Пройдя еще нѣсколько разъ по горницѣ, онъ вспомнилъ, что окно уже выставлено и отворилъ его; подышавъ чистымъ воздухомъ, онъ снова тяжело опустился въ кресло.
— Фу, Господи! воскликнулъ онъ и закрылъ лицо руками. — Вотъ до чего доводитъ треклятая деньга! Ахъ батюшка, родитель! Кабы ты мнѣ изъ всѣхъ вотчинъ второй твоей женки оставилъ хоть бы одну, не было бы этого. Не осрамилъ бы я твое честное имя! Да и самъ-то я, управительствуя у мачихи, зѣвалъ, думалъ видно, что она безсмертная. Теперь что будетъ? Чѣмъ пахнетъ? Ловко подведено, а все-жъ таки можно лапу въ западнѣ оставить. Лапу? И весь останешься, коли Гудовичъ хватился, бросился самъ къ Позье, да Лейбу тамъ накроетъ! О, Господи! Пудовую свѣчу поставлю завтра, если все обойдется! И Тюфякинъ, не отнимая рукъ отъ лица и головы, просидѣлъ въ креслѣ неподвижно болѣе часа.
Въ то же время Лейба, въ одеждѣ преображенскаго офицера, шелъ по направленію къ Полицейскому мосту. Сначала онъ шелъ медленно, нѣсколько разъ останавливался и тяжело вздыхалъ, какъ если бы пробѣжалъ бѣгомъ нѣсколько верстъ. Одинъ разъ онъ остановился и, простоявъ нѣсколько мгновеній молча, ужь будто поворачивалъ назадъ, но махнулъ рукой, будто взбѣсился самъ на себя, и быстрыми шагами направился далѣе.

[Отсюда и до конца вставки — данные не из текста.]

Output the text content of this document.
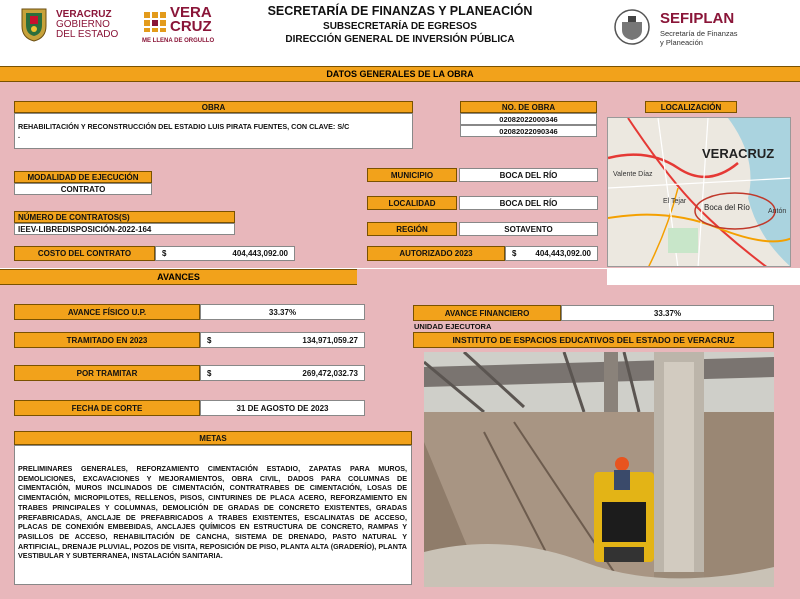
VERACRUZ
GOBIERNO
DEL ESTADO
VERA CRUZ
ME LLENA DE ORGULLO
SECRETARÍA DE FINANZAS Y PLANEACIÓN
SUBSECRETARÍA DE EGRESOS
DIRECCIÓN GENERAL DE INVERSIÓN PÚBLICA
SEFIPLAN
Secretaría de Finanzas
y Planeación
DATOS GENERALES DE LA OBRA
OBRA
REHABILITACIÓN Y RECONSTRUCCIÓN DEL ESTADIO LUIS PIRATA FUENTES, CON CLAVE: S/C
.
NO. DE OBRA
02082022000346
02082022090346
LOCALIZACIÓN
VERACRUZ
Boca del Río
Valente Díaz
El Tejar
Antón
MODALIDAD DE EJECUCIÓN
CONTRATO
MUNICIPIO	BOCA DEL RÍO
LOCALIDAD	BOCA DEL RÍO
NÚMERO DE CONTRATOS(S)
IEEV-LIBREDISPOSICIÓN-2022-164	REGIÓN	SOTAVENTO
COSTO DEL CONTRATO	$	404,443,092.00	AUTORIZADO 2023	$ 404,443,092.00
AVANCES
AVANCE FÍSICO U.P.	33.37%	AVANCE FINANCIERO	33.37%
UNIDAD EJECUTORA
INSTITUTO DE ESPACIOS EDUCATIVOS DEL ESTADO DE VERACRUZ
TRAMITADO EN 2023	$	134,971,059.27
POR TRAMITAR	$	269,472,032.73
FECHA DE CORTE	31 DE AGOSTO DE 2023
METAS
PRELIMINARES GENERALES, REFORZAMIENTO CIMENTACIÓN ESTADIO, ZAPATAS PARA MUROS, DEMOLICIONES, EXCAVACIONES Y MEJORAMIENTOS, OBRA CIVIL, DADOS PARA COLUMNAS DE CIMENTACIÓN, MUROS INCLINADOS DE CIMENTACIÓN, CONTRATRABES DE CIMENTACIÓN, LOSAS DE CIMENTACIÓN, MICROPILOTES, RELLENOS, PISOS, CINTURINES DE PLACA ACERO, REFORZAMIENTO EN TRABES PRINCIPALES Y COLUMNAS, DEMOLICIÓN DE GRADAS DE CONCRETO EXISTENTES, GRADAS PREFABRICADAS, ANCLAJE DE PREFABRICADOS A TRABES EXISTENTES, ESCALINATAS DE ACCESO, PLACAS DE CONEXIÓN EMBEBIDAS, ANCLAJES QUÍMICOS EN ESTRUCTURA DE CONCRETO, RAMPAS Y PASILLOS DE ACCESO, REHABILITACIÓN DE CANCHA, SISTEMA DE DRENADO, PASTO NATURAL Y ARTIFICIAL, DRENAJE PLUVIAL, POZOS DE VISITA, REPOSICIÓN DE PISO, PLANTA ALTA (GRADERÍO), PLANTA VESTIBULAR Y SUBTERRANEA, INSTALACIÓN SANITARIA.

«Я въ сторонѣ, думалъ онъ. Меня князь посылаетъ за своей вещью. Я ничего не знаю… A мундиръ? Да. Зачѣмъ мундиръ надѣлъ, коли простое порученіе справляешь?»
Черезъ четверть часа Лейба позвонилъ у маленькаго подъѣзда съ маленькой вывѣской надъ дверями.

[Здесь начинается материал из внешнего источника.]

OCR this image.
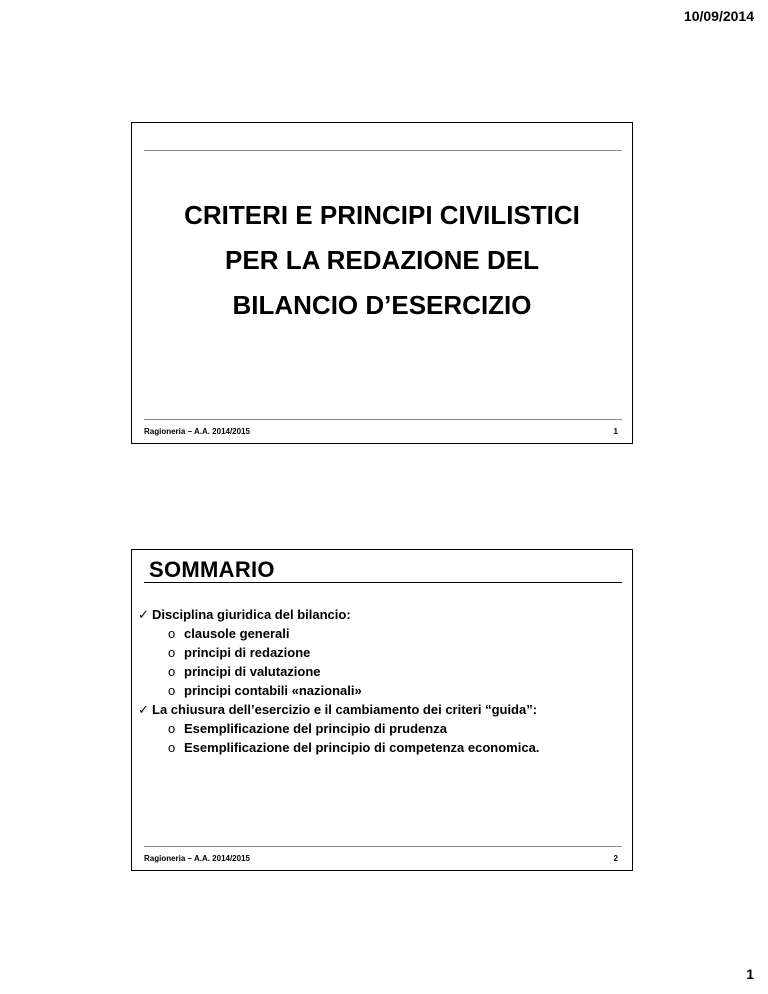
10/09/2014
CRITERI E PRINCIPI CIVILISTICI
PER LA REDAZIONE DEL
BILANCIO D’ESERCIZIO
Ragioneria – A.A. 2014/2015	1
SOMMARIO
✓ Disciplina giuridica del bilancio:
o clausole generali
o principi di redazione
o principi di valutazione
o principi contabili «nazionali»
✓ La chiusura dell’esercizio e il cambiamento dei criteri “guida”:
o Esemplificazione del principio di prudenza
o Esemplificazione del principio di competenza economica.
Ragioneria – A.A. 2014/2015	2
1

Когда мальчишка подмастерье отворилъ дверь, то переодѣтый преображенскій офицеръ спокойно, увѣренно и даже бойко вошелъ въ переднюю и велѣлъ доложить господину Позье, что одинъ офицеръ явился къ нему по одному ему извѣстному дѣлу.
— Вотъ это объяснитъ вамъ все! сказалъ Лейба, подавая карту, когда Позье вышелъ къ нему.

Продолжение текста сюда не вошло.